In the study published in the journal Child Abuse and Neglect, the KU team examined the role of frequency, severity and type of abuse in predicting the behavioral outcomes of 309 children between the ages of 8 and 22 in the legal custody of the Division of Family Services in Jackson County, Missouri.
The assessment of maltreatment was based solely on self-reports from the children to determine the frequency and severity of four types of abuse: physical, sexual, psychological and neglect.
“All that really moved the needle on outcomes was severity. It is how hard you were hit, how invasive your molestation was, how injurious your neglect was,” said Jackson.
The children who experienced severe abuse were more likely to have problems with aggression and acting-out and to demonstrate less adaptive behavior.
While Jackson strongly cautioned that the study is not saying that children who experience frequent, but milder kinds of maltreatment should not be in foster care, it does suggest that kids who have been abused and in foster care are not all the same.
“There’s really a range of kids and that range is important for us to understand and think about how we are going to intervene, she said. “You can’t treat something if you can’t name it and if you mislabel it.”
Do the study results generalize to the rest of us? Jackson says that they do.
“They generalize in the sense that these kids are in the general population. Your kids go to school and play soccer with them and their numbers are growing.”
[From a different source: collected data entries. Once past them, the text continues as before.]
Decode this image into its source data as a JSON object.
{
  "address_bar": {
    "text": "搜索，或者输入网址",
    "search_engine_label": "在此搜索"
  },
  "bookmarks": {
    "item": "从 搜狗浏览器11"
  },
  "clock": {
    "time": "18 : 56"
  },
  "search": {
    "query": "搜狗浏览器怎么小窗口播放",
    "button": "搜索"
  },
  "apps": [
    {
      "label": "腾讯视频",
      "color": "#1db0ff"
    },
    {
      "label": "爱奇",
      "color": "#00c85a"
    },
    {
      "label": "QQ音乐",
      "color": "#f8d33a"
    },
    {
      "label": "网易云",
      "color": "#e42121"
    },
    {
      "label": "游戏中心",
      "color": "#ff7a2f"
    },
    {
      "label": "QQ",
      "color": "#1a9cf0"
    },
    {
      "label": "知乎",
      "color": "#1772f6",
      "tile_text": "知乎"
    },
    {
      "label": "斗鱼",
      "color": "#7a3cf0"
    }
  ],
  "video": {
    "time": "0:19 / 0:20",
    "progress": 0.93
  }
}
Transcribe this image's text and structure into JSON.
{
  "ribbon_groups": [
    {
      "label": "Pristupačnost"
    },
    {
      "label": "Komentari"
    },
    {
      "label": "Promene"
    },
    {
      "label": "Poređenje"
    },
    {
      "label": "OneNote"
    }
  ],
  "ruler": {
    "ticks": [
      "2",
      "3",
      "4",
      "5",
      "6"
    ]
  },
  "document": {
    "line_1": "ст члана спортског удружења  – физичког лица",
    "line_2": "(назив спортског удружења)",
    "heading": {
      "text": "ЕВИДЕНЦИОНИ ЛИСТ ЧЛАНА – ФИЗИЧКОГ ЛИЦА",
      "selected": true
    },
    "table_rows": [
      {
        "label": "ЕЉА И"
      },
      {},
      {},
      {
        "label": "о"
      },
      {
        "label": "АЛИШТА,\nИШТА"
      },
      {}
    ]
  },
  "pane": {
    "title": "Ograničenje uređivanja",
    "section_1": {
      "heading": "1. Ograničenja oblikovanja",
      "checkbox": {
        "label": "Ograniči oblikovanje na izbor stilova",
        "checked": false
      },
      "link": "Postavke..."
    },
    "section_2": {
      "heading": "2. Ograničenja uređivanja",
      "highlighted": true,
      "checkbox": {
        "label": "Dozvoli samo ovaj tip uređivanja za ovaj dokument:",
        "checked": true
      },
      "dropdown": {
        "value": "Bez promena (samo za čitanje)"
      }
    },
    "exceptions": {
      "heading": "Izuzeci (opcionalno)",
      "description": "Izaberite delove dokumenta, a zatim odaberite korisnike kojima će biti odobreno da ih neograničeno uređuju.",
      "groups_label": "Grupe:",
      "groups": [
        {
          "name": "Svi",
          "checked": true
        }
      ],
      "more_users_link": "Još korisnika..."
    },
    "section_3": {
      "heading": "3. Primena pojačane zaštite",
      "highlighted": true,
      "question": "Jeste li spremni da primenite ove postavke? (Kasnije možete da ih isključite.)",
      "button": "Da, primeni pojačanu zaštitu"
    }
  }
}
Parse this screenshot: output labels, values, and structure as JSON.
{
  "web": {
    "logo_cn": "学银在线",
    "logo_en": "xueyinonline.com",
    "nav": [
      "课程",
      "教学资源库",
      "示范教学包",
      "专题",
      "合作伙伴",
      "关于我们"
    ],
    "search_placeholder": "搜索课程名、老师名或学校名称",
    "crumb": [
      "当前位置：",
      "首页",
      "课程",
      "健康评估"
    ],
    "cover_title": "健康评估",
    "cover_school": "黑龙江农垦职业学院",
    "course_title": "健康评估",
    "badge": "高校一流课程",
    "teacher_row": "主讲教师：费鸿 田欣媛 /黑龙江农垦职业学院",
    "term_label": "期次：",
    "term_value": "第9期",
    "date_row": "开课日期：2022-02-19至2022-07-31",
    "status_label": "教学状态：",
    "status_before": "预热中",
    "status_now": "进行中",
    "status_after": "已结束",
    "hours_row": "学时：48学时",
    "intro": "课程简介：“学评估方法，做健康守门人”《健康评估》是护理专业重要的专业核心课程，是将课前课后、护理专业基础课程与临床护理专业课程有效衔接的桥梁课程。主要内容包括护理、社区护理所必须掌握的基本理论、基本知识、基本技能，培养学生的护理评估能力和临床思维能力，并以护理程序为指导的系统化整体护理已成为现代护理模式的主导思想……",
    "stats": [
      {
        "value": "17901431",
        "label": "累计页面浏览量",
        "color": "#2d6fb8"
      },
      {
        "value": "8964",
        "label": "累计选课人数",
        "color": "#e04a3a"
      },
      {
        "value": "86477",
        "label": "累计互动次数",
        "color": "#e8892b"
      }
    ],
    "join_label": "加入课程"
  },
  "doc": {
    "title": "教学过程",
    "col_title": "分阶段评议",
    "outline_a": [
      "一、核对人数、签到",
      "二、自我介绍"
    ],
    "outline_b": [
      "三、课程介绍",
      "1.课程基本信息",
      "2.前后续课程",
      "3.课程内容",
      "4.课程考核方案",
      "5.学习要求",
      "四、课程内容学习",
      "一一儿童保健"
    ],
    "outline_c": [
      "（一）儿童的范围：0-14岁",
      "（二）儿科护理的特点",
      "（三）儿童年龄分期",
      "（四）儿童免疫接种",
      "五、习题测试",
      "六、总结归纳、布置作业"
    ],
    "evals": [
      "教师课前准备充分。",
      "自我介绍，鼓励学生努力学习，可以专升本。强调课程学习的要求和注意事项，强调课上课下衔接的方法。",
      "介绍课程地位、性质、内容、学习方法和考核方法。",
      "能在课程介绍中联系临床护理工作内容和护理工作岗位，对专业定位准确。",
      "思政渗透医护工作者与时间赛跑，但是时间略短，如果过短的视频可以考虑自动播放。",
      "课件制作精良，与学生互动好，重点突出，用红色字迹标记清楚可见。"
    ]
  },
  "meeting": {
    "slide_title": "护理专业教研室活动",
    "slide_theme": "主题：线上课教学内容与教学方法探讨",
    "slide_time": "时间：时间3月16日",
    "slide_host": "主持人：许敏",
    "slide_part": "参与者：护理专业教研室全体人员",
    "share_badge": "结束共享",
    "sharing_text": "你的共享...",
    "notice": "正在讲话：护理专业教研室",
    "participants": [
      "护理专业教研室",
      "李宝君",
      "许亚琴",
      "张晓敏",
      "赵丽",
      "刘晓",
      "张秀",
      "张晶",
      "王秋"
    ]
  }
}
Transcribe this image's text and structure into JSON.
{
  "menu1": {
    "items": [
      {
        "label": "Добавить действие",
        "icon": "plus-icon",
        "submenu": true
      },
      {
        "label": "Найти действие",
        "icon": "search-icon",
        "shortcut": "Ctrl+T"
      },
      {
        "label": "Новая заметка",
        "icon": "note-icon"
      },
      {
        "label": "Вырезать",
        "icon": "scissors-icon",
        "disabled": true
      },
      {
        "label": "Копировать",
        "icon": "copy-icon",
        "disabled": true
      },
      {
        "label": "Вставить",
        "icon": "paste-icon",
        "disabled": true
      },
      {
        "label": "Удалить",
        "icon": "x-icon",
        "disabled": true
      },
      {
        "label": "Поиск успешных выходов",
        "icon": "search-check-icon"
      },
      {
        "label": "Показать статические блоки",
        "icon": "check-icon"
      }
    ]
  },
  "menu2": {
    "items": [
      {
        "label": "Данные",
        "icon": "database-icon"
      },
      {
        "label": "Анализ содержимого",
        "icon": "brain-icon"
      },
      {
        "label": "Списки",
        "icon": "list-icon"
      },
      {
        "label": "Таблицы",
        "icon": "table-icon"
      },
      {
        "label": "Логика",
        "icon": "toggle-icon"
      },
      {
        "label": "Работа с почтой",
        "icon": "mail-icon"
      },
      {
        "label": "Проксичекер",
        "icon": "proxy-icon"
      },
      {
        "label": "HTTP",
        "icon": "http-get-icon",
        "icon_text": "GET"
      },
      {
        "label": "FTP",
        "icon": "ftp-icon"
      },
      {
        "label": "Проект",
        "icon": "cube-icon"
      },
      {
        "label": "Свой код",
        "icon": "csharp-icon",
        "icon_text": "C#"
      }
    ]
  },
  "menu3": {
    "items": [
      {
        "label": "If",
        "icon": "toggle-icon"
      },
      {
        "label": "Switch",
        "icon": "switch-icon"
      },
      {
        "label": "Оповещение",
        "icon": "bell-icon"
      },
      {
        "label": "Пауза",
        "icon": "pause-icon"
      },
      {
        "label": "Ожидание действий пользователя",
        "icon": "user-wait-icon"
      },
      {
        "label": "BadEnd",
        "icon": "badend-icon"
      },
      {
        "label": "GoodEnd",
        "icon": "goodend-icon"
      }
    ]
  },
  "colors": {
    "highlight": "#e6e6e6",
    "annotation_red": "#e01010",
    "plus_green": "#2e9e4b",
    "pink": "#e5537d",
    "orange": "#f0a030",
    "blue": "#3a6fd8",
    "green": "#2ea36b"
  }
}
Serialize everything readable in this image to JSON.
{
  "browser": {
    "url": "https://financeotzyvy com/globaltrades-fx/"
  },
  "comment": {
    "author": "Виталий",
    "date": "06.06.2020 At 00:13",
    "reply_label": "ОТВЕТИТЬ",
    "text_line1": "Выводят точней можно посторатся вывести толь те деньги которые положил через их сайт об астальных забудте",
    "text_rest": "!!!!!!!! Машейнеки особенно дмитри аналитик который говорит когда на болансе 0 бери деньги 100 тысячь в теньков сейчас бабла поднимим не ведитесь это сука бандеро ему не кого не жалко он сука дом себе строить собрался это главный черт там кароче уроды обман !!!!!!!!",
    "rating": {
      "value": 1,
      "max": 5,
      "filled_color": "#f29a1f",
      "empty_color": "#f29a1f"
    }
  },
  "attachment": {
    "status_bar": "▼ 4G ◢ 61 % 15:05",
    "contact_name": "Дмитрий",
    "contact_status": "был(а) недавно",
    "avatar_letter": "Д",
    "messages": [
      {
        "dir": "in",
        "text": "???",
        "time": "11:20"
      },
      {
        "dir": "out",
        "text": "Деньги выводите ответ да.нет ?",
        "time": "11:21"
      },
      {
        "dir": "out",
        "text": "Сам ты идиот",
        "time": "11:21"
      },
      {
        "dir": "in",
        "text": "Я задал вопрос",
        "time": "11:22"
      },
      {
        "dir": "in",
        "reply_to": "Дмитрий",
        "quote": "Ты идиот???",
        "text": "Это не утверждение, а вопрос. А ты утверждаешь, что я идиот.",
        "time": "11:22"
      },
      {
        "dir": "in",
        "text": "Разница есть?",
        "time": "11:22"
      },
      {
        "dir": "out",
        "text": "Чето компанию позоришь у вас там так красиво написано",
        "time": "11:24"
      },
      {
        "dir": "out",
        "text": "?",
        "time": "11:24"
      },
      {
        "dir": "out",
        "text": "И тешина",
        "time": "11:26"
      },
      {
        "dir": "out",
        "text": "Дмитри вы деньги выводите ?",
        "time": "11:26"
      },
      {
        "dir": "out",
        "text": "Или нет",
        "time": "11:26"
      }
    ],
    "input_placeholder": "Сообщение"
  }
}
The results could also have some implications for other kinds of trauma that all kids experience. “We hope the model of the relation between trauma experiences like child maltreatment and mental health could inform other models of how traumatic events in the general population operate to predict outcomes.”
Jackson said that future analyses will determine how childhood experiences of maltreatment and other stressors impact both adjustment and maladjustment in youth.
The ongoing five-year project is funded by the National Institute of Mental Health.